Nous sommes tous concernés
Cap Finistère : Dans le New York times, qui a choisi l’exemple de Morlaix pour illustrer une enquête sur le développement du narcotrafic dans les villes moyennes, tu as expliqué que nous étions dans un combat à long terme. Peux-tu nous décrire dans quelle phase de ce combat se trouve Morlaix ?

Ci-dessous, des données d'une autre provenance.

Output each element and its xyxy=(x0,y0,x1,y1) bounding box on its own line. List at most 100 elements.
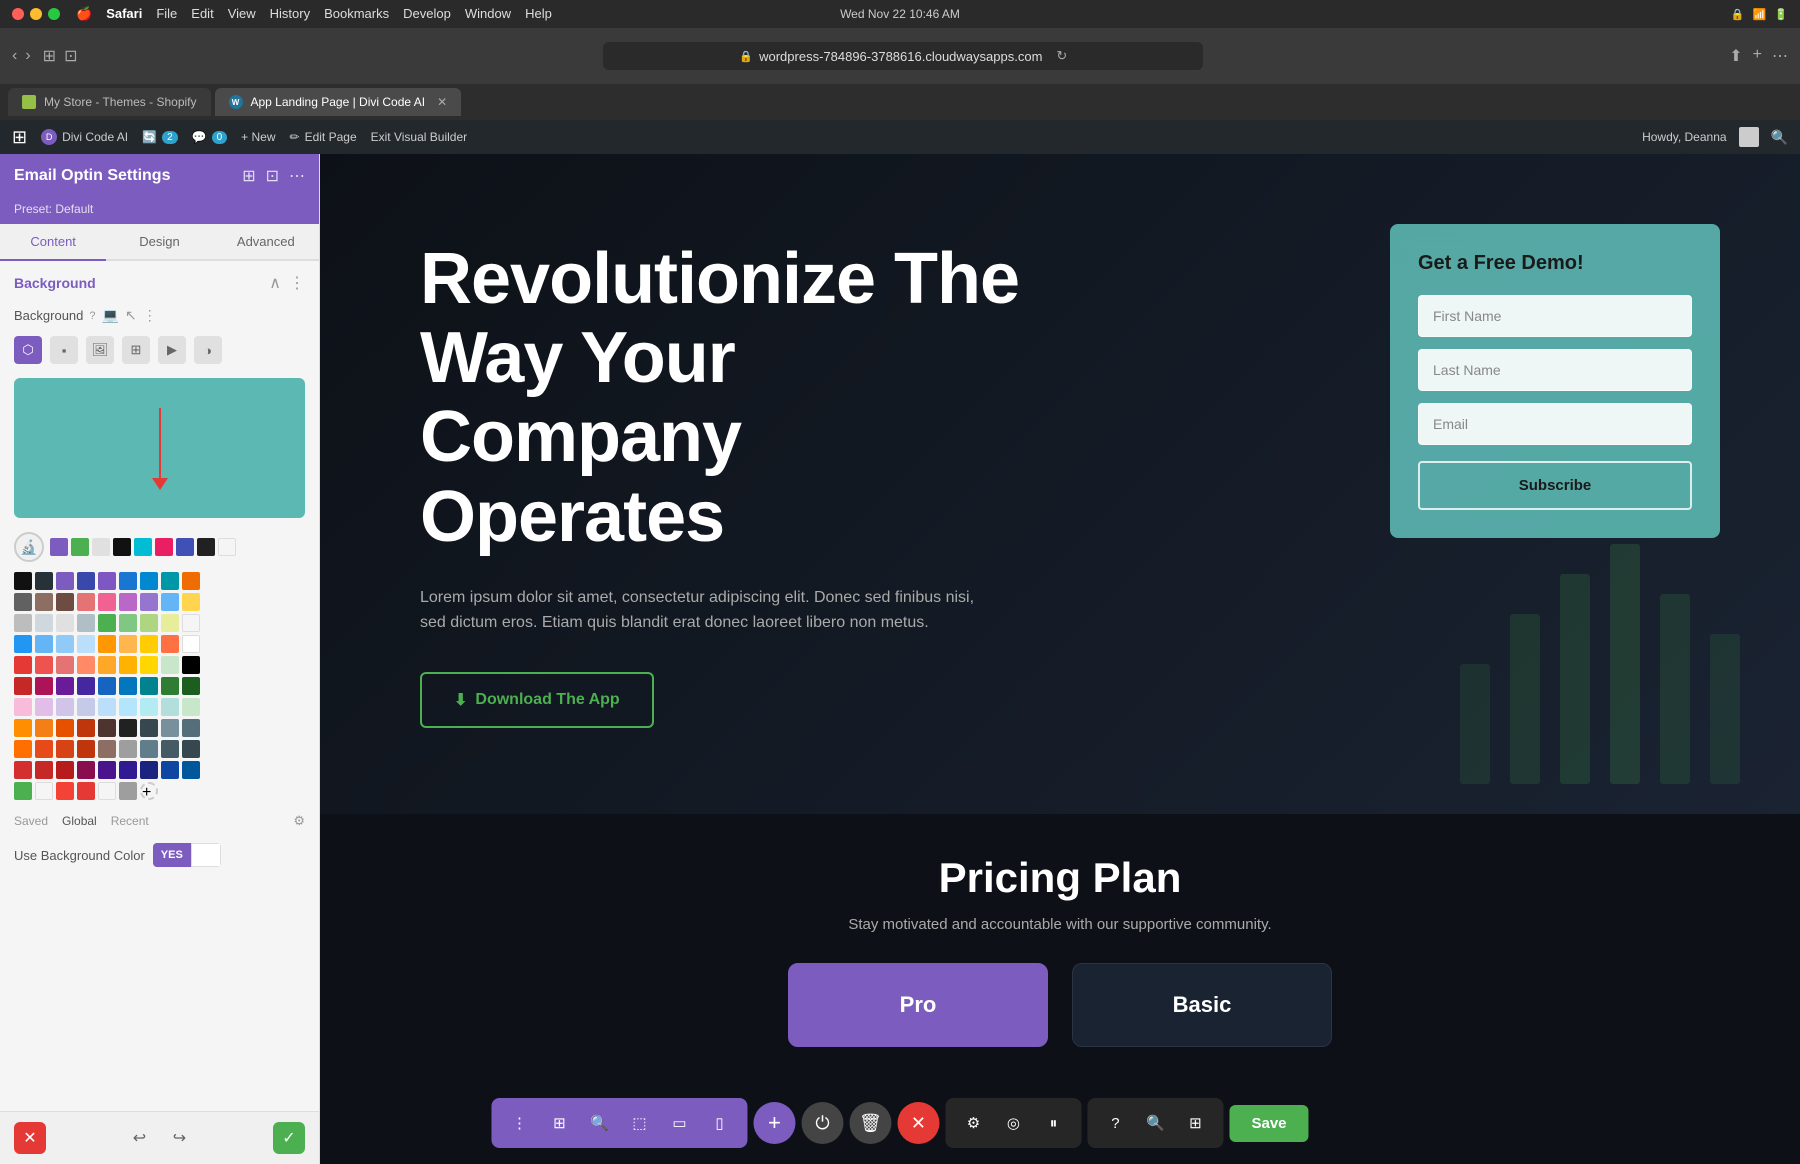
share-button[interactable]: ⬆ xyxy=(1729,46,1742,66)
close-button[interactable] xyxy=(12,8,24,20)
bg-type-mask[interactable]: ◑ xyxy=(194,336,222,364)
cg-swatch[interactable] xyxy=(140,677,158,695)
cg-swatch[interactable] xyxy=(14,614,32,632)
window-menu[interactable]: Window xyxy=(465,6,511,22)
cg-swatch[interactable] xyxy=(56,740,74,758)
cg-swatch[interactable] xyxy=(98,593,116,611)
cg-swatch[interactable] xyxy=(56,656,74,674)
cg-swatch[interactable] xyxy=(119,572,137,590)
display-toolbar-button[interactable]: ⊞ xyxy=(1177,1105,1213,1141)
first-name-input[interactable] xyxy=(1418,295,1692,337)
section-collapse-icon[interactable]: ∧ xyxy=(269,273,281,293)
redo-button[interactable]: ↪ xyxy=(164,1122,196,1154)
tab-content[interactable]: Content xyxy=(0,224,106,261)
equalizer-toolbar-button[interactable]: ⏸ xyxy=(1035,1105,1071,1141)
forward-button[interactable]: › xyxy=(25,47,30,65)
toolbar-menu-button[interactable]: ⋮ xyxy=(501,1105,537,1141)
cg-swatch[interactable] xyxy=(140,761,158,779)
cg-swatch[interactable] xyxy=(56,698,74,716)
cg-swatch[interactable] xyxy=(56,614,74,632)
wp-logo[interactable]: ⊞ xyxy=(12,127,27,148)
history-menu[interactable]: History xyxy=(270,6,310,22)
cg-swatch[interactable] xyxy=(182,593,200,611)
tab-overview[interactable]: ⊡ xyxy=(64,46,77,66)
sidebar-duplicate-icon[interactable]: ⊞ xyxy=(242,166,255,186)
cg-swatch[interactable] xyxy=(140,656,158,674)
cg-swatch[interactable] xyxy=(182,719,200,737)
cg-swatch[interactable] xyxy=(14,677,32,695)
confirm-button[interactable]: ✓ xyxy=(273,1122,305,1154)
cg-swatch[interactable] xyxy=(119,656,137,674)
cg-swatch[interactable] xyxy=(182,635,200,653)
global-tab[interactable]: Global xyxy=(62,814,97,828)
cg-swatch[interactable] xyxy=(77,635,95,653)
save-button[interactable]: Save xyxy=(1229,1105,1308,1142)
cg-swatch[interactable] xyxy=(77,614,95,632)
cg-swatch[interactable] xyxy=(14,782,32,800)
bg-type-gradient[interactable]: ⬡ xyxy=(14,336,42,364)
file-menu[interactable]: File xyxy=(156,6,177,22)
cg-swatch[interactable] xyxy=(161,761,179,779)
cg-swatch[interactable] xyxy=(119,740,137,758)
cg-swatch[interactable] xyxy=(77,761,95,779)
cg-swatch[interactable] xyxy=(35,719,53,737)
develop-menu[interactable]: Develop xyxy=(403,6,451,22)
cg-swatch[interactable] xyxy=(98,656,116,674)
minimize-button[interactable] xyxy=(30,8,42,20)
cg-swatch[interactable] xyxy=(98,635,116,653)
saved-tab[interactable]: Saved xyxy=(14,814,48,828)
cg-swatch[interactable] xyxy=(35,740,53,758)
cg-swatch[interactable] xyxy=(119,761,137,779)
cg-swatch[interactable] xyxy=(14,593,32,611)
swatch-lightgray[interactable] xyxy=(92,538,110,556)
wp-bar-divi[interactable]: D Divi Code AI xyxy=(41,129,128,145)
cg-swatch[interactable] xyxy=(182,614,200,632)
cg-swatch[interactable] xyxy=(98,782,116,800)
cg-swatch[interactable] xyxy=(182,572,200,590)
cg-swatch[interactable] xyxy=(161,593,179,611)
cg-swatch[interactable] xyxy=(14,698,32,716)
cg-swatch[interactable] xyxy=(140,614,158,632)
cg-swatch[interactable] xyxy=(161,614,179,632)
new-tab-button[interactable]: + xyxy=(1753,46,1762,66)
toolbar-wireframe-button[interactable]: ⬚ xyxy=(621,1105,657,1141)
wp-bar-comments[interactable]: 💬 0 xyxy=(192,130,228,144)
cg-swatch[interactable] xyxy=(98,719,116,737)
email-input[interactable] xyxy=(1418,403,1692,445)
cg-swatch[interactable] xyxy=(77,719,95,737)
cg-swatch[interactable] xyxy=(140,740,158,758)
cg-swatch[interactable] xyxy=(56,782,74,800)
trash-button[interactable]: 🗑 xyxy=(849,1102,891,1144)
close-toolbar-button[interactable]: ✕ xyxy=(897,1102,939,1144)
cg-swatch[interactable] xyxy=(119,593,137,611)
cg-swatch[interactable] xyxy=(14,656,32,674)
refresh-icon[interactable]: ⚙ xyxy=(293,813,305,829)
cg-swatch[interactable] xyxy=(35,656,53,674)
settings-toolbar-button[interactable]: ⚙ xyxy=(955,1105,991,1141)
wp-bar-exit-builder[interactable]: Exit Visual Builder xyxy=(371,130,468,144)
cg-swatch[interactable] xyxy=(77,656,95,674)
cg-swatch[interactable] xyxy=(182,761,200,779)
cg-swatch[interactable] xyxy=(35,572,53,590)
wp-bar-updates[interactable]: 🔄 2 xyxy=(142,130,178,144)
extensions-button[interactable]: ⋯ xyxy=(1772,46,1788,66)
swatch-verydark[interactable] xyxy=(197,538,215,556)
use-bg-toggle[interactable]: YES xyxy=(153,843,221,867)
cg-swatch[interactable] xyxy=(119,614,137,632)
cg-swatch[interactable] xyxy=(182,656,200,674)
back-button[interactable]: ‹ xyxy=(12,47,17,65)
cg-swatch[interactable] xyxy=(161,740,179,758)
swatch-white[interactable] xyxy=(218,538,236,556)
sidebar-preset[interactable]: Preset: Default xyxy=(0,198,319,224)
bg-type-pattern[interactable]: ⊞ xyxy=(122,336,150,364)
url-bar[interactable]: 🔒 wordpress-784896-3788616.cloudwaysapps… xyxy=(603,42,1203,70)
eyedropper-button[interactable]: 🔬 xyxy=(14,532,44,562)
cg-swatch[interactable] xyxy=(161,635,179,653)
cg-swatch[interactable] xyxy=(182,677,200,695)
cg-swatch[interactable] xyxy=(140,593,158,611)
apple-menu[interactable]: 🍎 xyxy=(76,6,92,22)
tab-close-icon[interactable]: ✕ xyxy=(437,95,447,109)
toolbar-search-button[interactable]: 🔍 xyxy=(581,1105,617,1141)
cg-swatch[interactable] xyxy=(161,572,179,590)
cg-swatch[interactable] xyxy=(161,656,179,674)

Jean-Paul Vermot : Nous sommes au bout de la chaîne, c’est-à-dire au lieu de consommation. Les produits illicites, et en particulier la cocaïne, n’ont jamais été aussi disponibles, sur l’ensemble du territoire, y compris dans des communes qui étaient encore épargnées il y a quelques années comme l’a expliqué le sénateur Jérôme Durain, que l’UESR a invité à la fin de l’année dernière pour nous présenter les conclusions de la commission sénatoriale qu’il a présidé. On trouve de tout partout. Nous sommes dans la phase de la prise de conscience du phénomène qui a, je crois, plusieurs caractéristiques. D’abord, comme je viens de le dire, c’est la disponibilité des substances. Ensuite, c’est le caractère multi produit des réseaux qui peuvent fournir du haschisch, du cannabis, de la cocaïne ou de l’héroïne. Les enquêtes réalisées à Morlaix ont permis de mettre en évidence l’emprise du phénomène dans toute la société : les consommateurs se trouvent dans toutes les classes sociales, tous les âges, toutes les professions. Enfin, et c’est particulièrement inquiétant, les trafiquants sont de plus en plus jeunes, parfois 14 ans. Et, à ce rajeunissement, j’ajoute le développement de la violence avec l’usage d’armes à feu pour régler des conflits entre groupes comme nous l’avons connu à Morlaix, ou des faits mortels comme à Carantec ou à Taulé.
J’insiste sur la prise de conscience indispensable. J’entends parfois, heureusement de plus en plus rarement, des collègues qui préfèrent ne pas évoquer ces questions. C’est une erreur. Nous ne devons pas avoir peur de braquer les projecteurs sur ces phénomènes parce que nous sommes, de toute façon, tous concernés, quelle que soit la taille de nos communes.
Cap Finistère : À Morlaix, vous êtes parvenus à démanteler deux points de deal.
Jean-Paul Vermot : Oui, l’un en 2021, sur la voie publique et l’autre en 2024 dans le hall d’un immeuble. Il n’y a donc pas de fatalité à voir des organisations criminelles s’implanter et vendre de la drogue. Je ne dis pas qu’il n’y a plus de drogue qui circule, mais nous avons su traiter les manifestations les plus visibles du trafic, parce que la population nous a rapidement alerté et que tout le monde a considéré ces installations comme inacceptables.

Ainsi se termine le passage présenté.